If you use anything other than the most basic English text, people may not be able to read the content you create unless you say what character encoding you used. Web pages must be able to communicate seamlessly with back-end scripts, databases, and such.
Character entity references are case-sensitive. In this case, they are proposing that the HTTP header say nothing about the document encoding.
Any character encoding declaration in the HTTP header will override declarations inside the page.
This means that you couldn't use this to correct incorrect declarations either. If no BOM can be found it returns undef in scalar context and an empty list in list context.
Unfortunately, there are many different character sets and character encodings, ie. Basically, you can visualise this by assuming that all characters are stored in computers using a special code, like the ciphers used in espionage.
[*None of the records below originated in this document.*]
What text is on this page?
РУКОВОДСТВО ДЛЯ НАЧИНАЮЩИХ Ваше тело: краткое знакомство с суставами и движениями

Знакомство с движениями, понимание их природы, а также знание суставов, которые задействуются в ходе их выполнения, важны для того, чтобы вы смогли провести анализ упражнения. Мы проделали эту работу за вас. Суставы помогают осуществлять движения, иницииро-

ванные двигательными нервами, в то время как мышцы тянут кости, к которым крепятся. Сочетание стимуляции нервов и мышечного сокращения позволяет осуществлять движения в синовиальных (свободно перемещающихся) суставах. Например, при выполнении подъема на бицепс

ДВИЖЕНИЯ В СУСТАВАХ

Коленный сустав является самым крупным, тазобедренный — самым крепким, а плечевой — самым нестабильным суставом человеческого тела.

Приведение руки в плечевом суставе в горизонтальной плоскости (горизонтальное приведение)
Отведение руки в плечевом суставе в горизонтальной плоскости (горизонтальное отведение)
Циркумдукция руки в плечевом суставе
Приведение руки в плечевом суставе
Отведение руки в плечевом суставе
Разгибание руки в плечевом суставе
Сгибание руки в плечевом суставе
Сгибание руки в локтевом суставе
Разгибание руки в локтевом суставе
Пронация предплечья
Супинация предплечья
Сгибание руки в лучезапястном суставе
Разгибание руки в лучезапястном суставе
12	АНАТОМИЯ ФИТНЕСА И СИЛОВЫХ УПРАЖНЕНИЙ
Four character entity references deserve special mention since they are frequently used to escape special characters:. For HTML4: This routine should not be used with strings with the UTF-8 flag turned on.
On the other hand, because of the disadvantages listed above we recommend that you should always declare the encoding information inside the document as well.
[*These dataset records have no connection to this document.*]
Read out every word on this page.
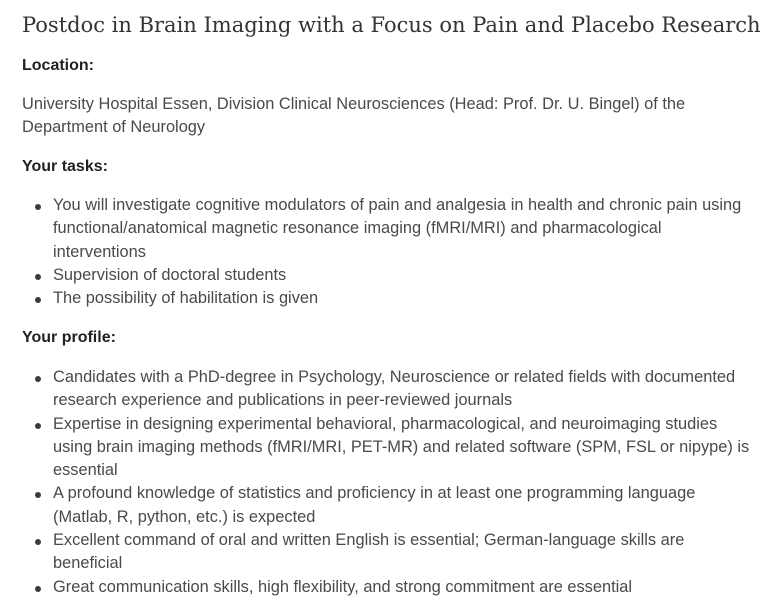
Postdoc in Brain Imaging with a Focus on Pain and Placebo Research
Location:

University Hospital Essen, Division Clinical Neurosciences (Head: Prof. Dr. U. Bingel) of the Department of Neurology

Your tasks:
You will investigate cognitive modulators of pain and analgesia in health and chronic pain using functional/anatomical magnetic resonance imaging (fMRI/MRI) and pharmacological interventions
Supervision of doctoral students
The possibility of habilitation is given
Your profile:
Candidates with a PhD-degree in Psychology, Neuroscience or related fields with documented research experience and publications in peer-reviewed journals
Expertise in designing experimental behavioral, pharmacological, and neuroimaging studies using brain imaging methods (fMRI/MRI, PET-MR) and related software (SPM, FSL or nipype) is essential
A profound knowledge of statistics and proficiency in at least one programming language (Matlab, R, python, etc.) is expected
Excellent command of oral and written English is essential; German-language skills are beneficial
Great communication skills, high flexibility, and strong commitment are essential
Using UTF-8 not only simplifies authoring of pages, it avoids unexpected results on form submission and URL encodings, which use the document's character encoding by default. For such encodings, or when hardware or software configurations do not allow users to input some document characters directly, authors may use SGML character references.
Feel free to just skip to the section Further reading. Whether the routine should look for an encoding declaration in the XML declaration of the document if any , defaults to 1.
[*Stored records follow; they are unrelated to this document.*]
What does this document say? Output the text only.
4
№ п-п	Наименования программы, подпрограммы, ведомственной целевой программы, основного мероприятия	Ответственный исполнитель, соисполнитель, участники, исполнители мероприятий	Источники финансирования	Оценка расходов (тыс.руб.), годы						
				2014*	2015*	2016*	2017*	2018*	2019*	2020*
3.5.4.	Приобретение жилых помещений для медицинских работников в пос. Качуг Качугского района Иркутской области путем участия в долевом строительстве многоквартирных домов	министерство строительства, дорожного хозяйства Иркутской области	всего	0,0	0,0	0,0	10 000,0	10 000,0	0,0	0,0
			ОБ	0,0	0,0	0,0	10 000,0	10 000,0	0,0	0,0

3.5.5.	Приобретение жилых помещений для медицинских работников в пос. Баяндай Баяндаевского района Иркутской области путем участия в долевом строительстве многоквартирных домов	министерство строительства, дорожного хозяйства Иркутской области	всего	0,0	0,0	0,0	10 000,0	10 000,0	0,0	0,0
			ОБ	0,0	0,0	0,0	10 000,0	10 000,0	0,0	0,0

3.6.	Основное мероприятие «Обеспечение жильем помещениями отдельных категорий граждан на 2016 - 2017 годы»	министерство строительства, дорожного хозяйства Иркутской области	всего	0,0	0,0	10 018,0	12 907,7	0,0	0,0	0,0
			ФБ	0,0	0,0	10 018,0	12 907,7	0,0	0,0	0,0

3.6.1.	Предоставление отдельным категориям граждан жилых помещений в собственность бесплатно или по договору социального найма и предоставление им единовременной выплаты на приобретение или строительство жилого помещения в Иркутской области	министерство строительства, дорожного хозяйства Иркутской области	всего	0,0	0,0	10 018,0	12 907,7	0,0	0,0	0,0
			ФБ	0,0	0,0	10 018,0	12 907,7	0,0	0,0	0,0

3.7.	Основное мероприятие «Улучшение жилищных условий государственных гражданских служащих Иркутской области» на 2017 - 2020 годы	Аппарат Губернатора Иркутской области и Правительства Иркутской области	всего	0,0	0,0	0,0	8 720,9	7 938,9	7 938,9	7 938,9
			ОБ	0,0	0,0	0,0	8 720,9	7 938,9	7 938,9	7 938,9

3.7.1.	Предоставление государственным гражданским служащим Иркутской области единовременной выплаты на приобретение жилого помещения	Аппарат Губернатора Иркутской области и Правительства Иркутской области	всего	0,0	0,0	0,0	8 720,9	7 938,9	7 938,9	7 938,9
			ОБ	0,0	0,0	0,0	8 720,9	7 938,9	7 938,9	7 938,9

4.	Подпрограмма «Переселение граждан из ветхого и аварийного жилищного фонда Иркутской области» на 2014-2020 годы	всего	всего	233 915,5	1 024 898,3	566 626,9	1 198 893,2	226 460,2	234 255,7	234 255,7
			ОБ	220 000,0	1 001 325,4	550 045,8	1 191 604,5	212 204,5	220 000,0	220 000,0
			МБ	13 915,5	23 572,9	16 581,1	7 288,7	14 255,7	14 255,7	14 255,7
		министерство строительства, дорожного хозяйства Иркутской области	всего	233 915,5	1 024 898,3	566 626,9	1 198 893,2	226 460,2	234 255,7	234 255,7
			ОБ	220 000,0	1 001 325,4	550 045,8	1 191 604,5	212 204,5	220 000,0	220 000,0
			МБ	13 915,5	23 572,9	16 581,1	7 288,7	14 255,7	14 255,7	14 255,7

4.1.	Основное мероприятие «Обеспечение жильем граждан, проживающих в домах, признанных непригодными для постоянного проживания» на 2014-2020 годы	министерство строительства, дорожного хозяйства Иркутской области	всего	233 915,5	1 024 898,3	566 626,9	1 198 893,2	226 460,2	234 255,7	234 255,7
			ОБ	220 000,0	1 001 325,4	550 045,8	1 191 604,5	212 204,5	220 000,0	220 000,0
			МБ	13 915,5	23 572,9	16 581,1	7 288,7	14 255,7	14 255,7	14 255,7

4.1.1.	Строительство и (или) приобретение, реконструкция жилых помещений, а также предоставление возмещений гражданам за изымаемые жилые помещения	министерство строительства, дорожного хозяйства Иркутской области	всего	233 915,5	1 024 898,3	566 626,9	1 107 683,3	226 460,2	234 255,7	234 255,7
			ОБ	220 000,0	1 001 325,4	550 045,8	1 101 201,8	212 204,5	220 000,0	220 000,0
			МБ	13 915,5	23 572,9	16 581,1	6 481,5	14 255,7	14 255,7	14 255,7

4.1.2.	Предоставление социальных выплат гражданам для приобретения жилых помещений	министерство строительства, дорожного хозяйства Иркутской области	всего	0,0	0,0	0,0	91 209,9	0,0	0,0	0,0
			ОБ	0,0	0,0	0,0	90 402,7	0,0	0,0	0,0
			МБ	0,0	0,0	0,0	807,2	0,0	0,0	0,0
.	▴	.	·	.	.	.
The new Encoding specification now provides a list that has been tested against actual browser implementations. Content authors should declare the character encoding of their pages using one of the methods described in Declaring character encodings in HTML.
Which character encoding should I use for my content, and how do I apply it to my content? If you use the meta element with a charset attribute this is not something you need to consider. If, for some reason, you have no choice, here are some rules for declaring the encoding.